当初,她一个胆小如鼠的女人选择做法医,全部的原因都是因为付景年。可他再次出现,世界都变了。
她始终凝着他,却吐不出只字片语。浓浓的酸楚蔓在心尖。
“回家吧。”不知何时,黎子谦已走到她身旁。
付景年慢慢站起来,两个男人齐肩而立,两双炯目的余光交融,让清晨的警察局更冷了些。
乔菀敛眸起身,什么话也没说独自往门外走去。她的背影很寂寥,任谁看了都会怜惜。
她的身后突然响起一道熟悉的男音:“小菀,改天一起吃个饭,老朋友这么久没见,总会有些话想说的。”
乔菀的步子蓦地停下,她微微侧过脸轻轻点头回应,和黎子谦一同离开了警局。
车里,乔菀和黎子谦两人都在沉默。他们皆是不擅长交流的人,这也是三年来他们至今陌生的原因。
车子在黎子谦的私人公寓门口缓缓停下。恢宏的视觉观感让乔菀微微一惊。
她的住所已经是奢华得不像话,可和黎家公馆比起来,那还真是野猪和大象的差距。
欧式建筑的大气淋漓尽致地镌进她的眸,四周没有拥挤的建筑群,城市的喧嚣在这里是体会不到的。园林式的设计让简公馆看上去犹如天堂般富丽。
乔菀指了指他的公寓,小心翼翼地探问:“你?”
黎子谦能理解乔菀的诧异,也猜得出她在想什么。他语调淡淡,道:“虽然因祸得福抓到了凶手,但你那边不安全,这几天我会觅人看看别的楼盘,等安排妥当后我会让你离开的,放心。”
乔菀突然一怔,两条柳叶眉拧成麻花,低润的嗓音从唇齿淌出:“抓到凶手?你是说突然闯入的人。所以,刚才在里头做笔录的时候,连警察也认为那个男人是凶手?”
深刻的浓眉结构往眉心处扯了扯,黎子谦的眸底泛起一丝考量:“不然呢?”
乔菀摇头,斩钉截铁地说:“他不是。”
窗外的光线徒然变烈,一道光感穿透树叶的折射最终打在了黎子谦的唇角:“怎么会?”
乔菀再次摇头,又坚定地重复了一遍:“那个男人不是凶手。”
温暖的阳光散落在两人的头顶,黎子谦和乔菀在黎家公馆的院子里相视而坐。
有很长一段时间,黎子谦的眉心是皱着的。
院内醉芙蓉淡淡的香气萦绕在空气里,这种花清晨是白色的,中午是粉色的,到了晚上就会变成深红色。
惜花之人都知道,它是木芙蓉中最珍贵稀有的品种。但乔菀并不喜欢,因为它深不可测,就如同黎子谦。
面前的男人优雅地拿过桌上的咖啡杯,里面装着苏门答腊岛出产的那份昂贵,浅啜一口,低沉道:“一条疤痕在口罩外露出了0。
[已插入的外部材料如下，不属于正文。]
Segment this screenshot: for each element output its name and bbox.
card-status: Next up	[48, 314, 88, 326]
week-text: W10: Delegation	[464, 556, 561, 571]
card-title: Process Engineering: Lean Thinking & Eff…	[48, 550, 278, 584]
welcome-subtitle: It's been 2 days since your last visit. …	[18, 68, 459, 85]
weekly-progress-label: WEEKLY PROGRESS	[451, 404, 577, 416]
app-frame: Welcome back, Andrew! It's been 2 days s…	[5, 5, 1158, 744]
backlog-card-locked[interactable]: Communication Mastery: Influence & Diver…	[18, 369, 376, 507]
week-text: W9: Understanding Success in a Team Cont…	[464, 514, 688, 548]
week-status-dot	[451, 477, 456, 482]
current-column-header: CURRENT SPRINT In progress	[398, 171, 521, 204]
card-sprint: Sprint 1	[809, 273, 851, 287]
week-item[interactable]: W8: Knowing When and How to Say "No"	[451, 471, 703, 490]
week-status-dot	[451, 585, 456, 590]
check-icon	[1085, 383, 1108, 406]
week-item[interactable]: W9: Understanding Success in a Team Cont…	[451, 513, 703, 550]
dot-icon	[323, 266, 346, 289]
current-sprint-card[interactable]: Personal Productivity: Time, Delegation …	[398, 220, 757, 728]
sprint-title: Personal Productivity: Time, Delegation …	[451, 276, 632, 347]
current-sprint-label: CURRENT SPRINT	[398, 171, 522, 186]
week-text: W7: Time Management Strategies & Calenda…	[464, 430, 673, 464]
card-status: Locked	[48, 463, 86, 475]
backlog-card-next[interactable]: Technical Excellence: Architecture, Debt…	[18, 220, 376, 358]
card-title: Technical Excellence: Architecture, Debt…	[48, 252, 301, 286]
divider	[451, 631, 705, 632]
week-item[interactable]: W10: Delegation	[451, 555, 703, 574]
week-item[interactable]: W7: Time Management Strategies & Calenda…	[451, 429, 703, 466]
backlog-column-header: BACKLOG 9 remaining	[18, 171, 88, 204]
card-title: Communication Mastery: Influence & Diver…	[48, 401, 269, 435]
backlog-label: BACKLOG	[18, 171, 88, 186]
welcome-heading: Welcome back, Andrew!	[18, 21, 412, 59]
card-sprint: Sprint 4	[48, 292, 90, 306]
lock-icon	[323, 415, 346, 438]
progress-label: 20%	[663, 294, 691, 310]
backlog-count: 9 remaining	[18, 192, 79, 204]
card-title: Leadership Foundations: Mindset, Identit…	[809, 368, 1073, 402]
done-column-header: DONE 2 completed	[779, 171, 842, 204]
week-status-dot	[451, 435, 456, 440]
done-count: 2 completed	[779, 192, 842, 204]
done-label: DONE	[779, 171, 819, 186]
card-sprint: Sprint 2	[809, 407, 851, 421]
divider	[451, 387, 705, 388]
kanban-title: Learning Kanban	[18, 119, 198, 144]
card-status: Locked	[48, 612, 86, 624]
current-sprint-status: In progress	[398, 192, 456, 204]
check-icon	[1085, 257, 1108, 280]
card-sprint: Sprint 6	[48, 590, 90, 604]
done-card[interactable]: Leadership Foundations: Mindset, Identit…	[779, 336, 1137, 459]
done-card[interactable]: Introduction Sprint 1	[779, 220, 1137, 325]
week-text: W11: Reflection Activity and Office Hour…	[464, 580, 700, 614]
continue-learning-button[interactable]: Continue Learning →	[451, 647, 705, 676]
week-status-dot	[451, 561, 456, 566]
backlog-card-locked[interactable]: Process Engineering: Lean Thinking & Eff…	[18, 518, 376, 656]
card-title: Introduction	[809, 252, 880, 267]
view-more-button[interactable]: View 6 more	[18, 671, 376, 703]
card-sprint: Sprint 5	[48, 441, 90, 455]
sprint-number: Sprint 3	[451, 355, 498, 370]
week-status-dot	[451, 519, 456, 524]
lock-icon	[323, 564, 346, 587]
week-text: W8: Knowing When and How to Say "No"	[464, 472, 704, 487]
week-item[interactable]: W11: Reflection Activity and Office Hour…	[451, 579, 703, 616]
2厘米,你确定吗?”
乔菀一愣,若不是因为这个案子,和黎子谦这样面对面坐着的机会几乎是不可能存在的。比起这个挂名妻子,他似乎更关心那个死掉的女人。
乔菀的手俯在桌上,眸底划过一缕试探:“我从没怀疑过自己的视力,只是你对这个案子的关心程度似乎有点……况且查案这种事好像应该交给警察来做。”
黎子谦的眸色深深,有些答非所问,轻叹一气:“我倒宁可那男人是真凶。”
她更不解了,挑眉问道:“为什么?”
黎子谦话锋一转,淡淡道:“昨天一定吓坏了,尸鉴中心那边我打过招呼了,今天就安心在这休息。”
“嗯。”她微不可闻地应了声,身体突然发冷,背脊上的凉意像攀墙而上的爬山虎,实实钻进了后脑。
目光在偌大的院子里环视一圈,睫毛垂下了几道阴影,她虽然坐在这里,可心却飞到了围墙之外。
她答应过黎子谦,不告诉任何人他们之间婚姻里的秘密,而付景年的突然回国,生生搅乱了她的心。
微风,轻轻吹起两人的碎发,柔和抚过他们的耳畔。
黎子谦的深眸微微眯了眯,两道深邃的目光似乎能看到人心里去。他是商人,有商人独有的判断力和领悟力。
和乔菀结婚后,他们见了5次,其中三次加起来的时间还没有昨天到今天的多。